Maunders' face grew black. "I wish the old lady would keep her ideas to herself," he said angrily, "for it is an idea and nothing more. Naturally, as her father came by his death in so terrible a manner, Ida is grieved and can't think eternally of me. All the same, she loves me."

"I doubt that."

"On what grounds?"

"On what Mrs. Bedge said."

"Pooh! Pooh! Pooh! What does my aunt know about it?" said Maunders lightly and with superb insolence. "She's a dear old thing, but several centuries behind the age. Ida is mine if I choose to have her, and I would have her if my silly heart did not stand in the way."

Vernon jumped up in a royal rage. "I forbid you to make false love to Miss Corsoon. I love her and she loves me, and it is only your infernally magnetic personality that draws her heart away from me.

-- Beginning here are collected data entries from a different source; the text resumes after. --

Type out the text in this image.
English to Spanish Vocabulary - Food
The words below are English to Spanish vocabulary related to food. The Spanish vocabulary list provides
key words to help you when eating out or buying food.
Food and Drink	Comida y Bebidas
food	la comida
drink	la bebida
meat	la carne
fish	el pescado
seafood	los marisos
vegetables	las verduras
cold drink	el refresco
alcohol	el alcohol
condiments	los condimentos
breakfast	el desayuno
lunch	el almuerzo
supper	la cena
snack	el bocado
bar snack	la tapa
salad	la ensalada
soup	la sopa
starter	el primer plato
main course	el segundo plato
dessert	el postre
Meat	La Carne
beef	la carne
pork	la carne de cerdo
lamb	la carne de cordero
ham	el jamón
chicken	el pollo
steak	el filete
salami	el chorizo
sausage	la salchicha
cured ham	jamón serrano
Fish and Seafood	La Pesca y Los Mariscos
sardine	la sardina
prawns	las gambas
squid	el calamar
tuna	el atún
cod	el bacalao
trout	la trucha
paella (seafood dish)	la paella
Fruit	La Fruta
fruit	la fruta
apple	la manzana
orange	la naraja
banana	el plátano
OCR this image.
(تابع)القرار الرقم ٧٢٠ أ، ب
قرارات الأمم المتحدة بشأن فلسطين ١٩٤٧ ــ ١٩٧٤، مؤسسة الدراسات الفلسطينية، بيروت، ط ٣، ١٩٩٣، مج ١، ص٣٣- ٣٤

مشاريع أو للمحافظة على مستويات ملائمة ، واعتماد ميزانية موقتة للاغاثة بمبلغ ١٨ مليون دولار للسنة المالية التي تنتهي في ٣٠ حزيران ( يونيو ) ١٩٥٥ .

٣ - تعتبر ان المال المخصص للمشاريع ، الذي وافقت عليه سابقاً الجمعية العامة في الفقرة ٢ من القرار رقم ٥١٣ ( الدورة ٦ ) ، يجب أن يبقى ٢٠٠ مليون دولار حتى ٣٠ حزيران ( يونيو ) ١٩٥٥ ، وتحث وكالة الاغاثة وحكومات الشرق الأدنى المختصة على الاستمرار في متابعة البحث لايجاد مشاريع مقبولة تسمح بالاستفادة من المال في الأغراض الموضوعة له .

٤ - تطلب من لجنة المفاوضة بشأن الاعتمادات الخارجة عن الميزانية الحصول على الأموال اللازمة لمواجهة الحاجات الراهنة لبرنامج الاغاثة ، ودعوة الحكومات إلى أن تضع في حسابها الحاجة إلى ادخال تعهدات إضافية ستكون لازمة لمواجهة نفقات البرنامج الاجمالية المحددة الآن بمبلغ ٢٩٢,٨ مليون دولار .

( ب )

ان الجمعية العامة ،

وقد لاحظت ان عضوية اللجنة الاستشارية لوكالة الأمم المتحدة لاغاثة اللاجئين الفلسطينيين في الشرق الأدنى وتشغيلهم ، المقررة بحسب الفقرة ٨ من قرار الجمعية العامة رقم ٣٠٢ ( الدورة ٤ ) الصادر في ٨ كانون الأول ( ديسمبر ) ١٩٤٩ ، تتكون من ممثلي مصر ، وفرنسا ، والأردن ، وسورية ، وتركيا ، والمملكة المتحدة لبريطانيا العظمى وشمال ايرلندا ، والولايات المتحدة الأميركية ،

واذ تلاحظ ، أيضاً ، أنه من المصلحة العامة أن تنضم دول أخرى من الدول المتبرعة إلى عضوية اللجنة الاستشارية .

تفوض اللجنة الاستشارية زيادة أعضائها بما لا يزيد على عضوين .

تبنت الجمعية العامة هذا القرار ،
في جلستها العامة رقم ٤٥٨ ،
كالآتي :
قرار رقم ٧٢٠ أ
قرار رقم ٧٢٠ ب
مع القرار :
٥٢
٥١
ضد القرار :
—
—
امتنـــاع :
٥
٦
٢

If you meant well by her, and I thought she would be happy, I would withdraw; but you only mean to marry her for her money, which she may never get."

"I love her, I tell you; I love her," said Maunders as violently as Vernon had spoken, "and money or no money I shall marry her if I choose. You have no chance. Lady Corsoon hates you."

"I don't believe it. She shows signs of yielding, and has asked me to go to tea at her house this afternoon. If she hated me she would not ask me in so friendly a way."

An almost imperceptible smile passed over the full lips of Maunders, and he shrugged his shoulders. "Go to her house by all means and hear what she has to say," he sneered. "I'll risk your visit."

Vernon was baffled by all this fencing and evasion. The man would neither say "yea" nor "nay," and it was impossible to tell what he intended to do. "If you will leave the field clear for me with Miss Corsoon I will take you into partnership," he said at last, entreatingly.